An Ashes Test in 2019 is the next goal, the Ageas Bowl having been ignored in the ECB’s controversial allocation of September 2011.

“Having achieved what we’ve achieved, it’s appropriate we set our stall to stage an Ashes Test match in 2019, which is the next available slot,” Bransgrove said.

“I’d like to think as the only English Test match ground which has never been awarded an Ashes Test hitherto (Durham’s Riverside will stage its first Ashes Test next year) that we’ll provide a very strong case.

“We’re subject to a Major Match Group inspection next September, when they’ll be looking at the media facilities in the new hotel building.

“And then of course we’re staging our first major Test match against India in 2014. That will be a massive step but all the time it’s important for us also to make sure that the ECB and the MMG in particular are fully aware of the legacy we’re creating here. There’s an awful lot of community work coming out of this centre that we know is important.”

Maximising the Ageas Bowl’s 167 acres will continue to motivate Bransgrove. The nine-hole golf course is being doubled in size and other major sporting events may one day be staged at West End.

Bransgrove barely pauses for breath, as he continues to visualise the future at Botley Rd.

“We’re trying to turn the Ageas Bowl into not only the finest international cricket ground in the country but also the best and most effective in terms of trading, which is why it’s always been important for us to maximise the various aspects of the land that can be profitable.

“The hotel, the conference and banqueting business, shows, events...all these things figure prominently in the future of this site.

“And it’s our intention to bring more activities into it to ensure it’s not just cricket and golf and concerts and shows. There could be other sporting events here. It’s a fantastic location and it’s here for the benefit of the entire community.”

Clearly, Bransgrove - a father of three who lives in the Test Valley with wife Mandy - will never be one for a pipe and slippers.

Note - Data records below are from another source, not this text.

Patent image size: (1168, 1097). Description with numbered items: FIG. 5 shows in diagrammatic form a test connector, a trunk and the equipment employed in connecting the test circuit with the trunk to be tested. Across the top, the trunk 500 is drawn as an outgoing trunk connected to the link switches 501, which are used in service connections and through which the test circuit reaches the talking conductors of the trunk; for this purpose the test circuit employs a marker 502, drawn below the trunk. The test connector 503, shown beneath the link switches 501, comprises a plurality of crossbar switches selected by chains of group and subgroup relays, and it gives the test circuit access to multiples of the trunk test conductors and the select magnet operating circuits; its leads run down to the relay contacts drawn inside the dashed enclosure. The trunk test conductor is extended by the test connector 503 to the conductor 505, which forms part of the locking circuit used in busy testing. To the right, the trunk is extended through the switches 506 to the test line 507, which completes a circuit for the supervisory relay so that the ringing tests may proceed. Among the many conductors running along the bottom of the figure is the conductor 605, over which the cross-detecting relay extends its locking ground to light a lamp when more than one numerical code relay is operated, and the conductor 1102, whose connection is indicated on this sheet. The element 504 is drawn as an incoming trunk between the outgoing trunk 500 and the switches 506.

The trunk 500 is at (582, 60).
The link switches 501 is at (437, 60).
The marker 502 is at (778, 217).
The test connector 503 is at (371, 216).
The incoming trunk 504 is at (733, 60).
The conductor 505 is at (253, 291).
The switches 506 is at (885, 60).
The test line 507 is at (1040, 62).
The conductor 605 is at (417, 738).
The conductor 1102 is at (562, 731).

But he is also looking forward to more downtime.

“My life is dedicated to my various business interests, which is probably not for everybody and is maybe what I’m trying to move away from a little bit so I have more of a life back,” he says.

“I also have a couple of non-executive roles, which I like, but I’ll have more family time and I’m hoping to build a home in the Caribbean, which will be my escape.

“I’ll start preparing for a bit of free time in the winters and be able to watch cricket for a day without having to worry!”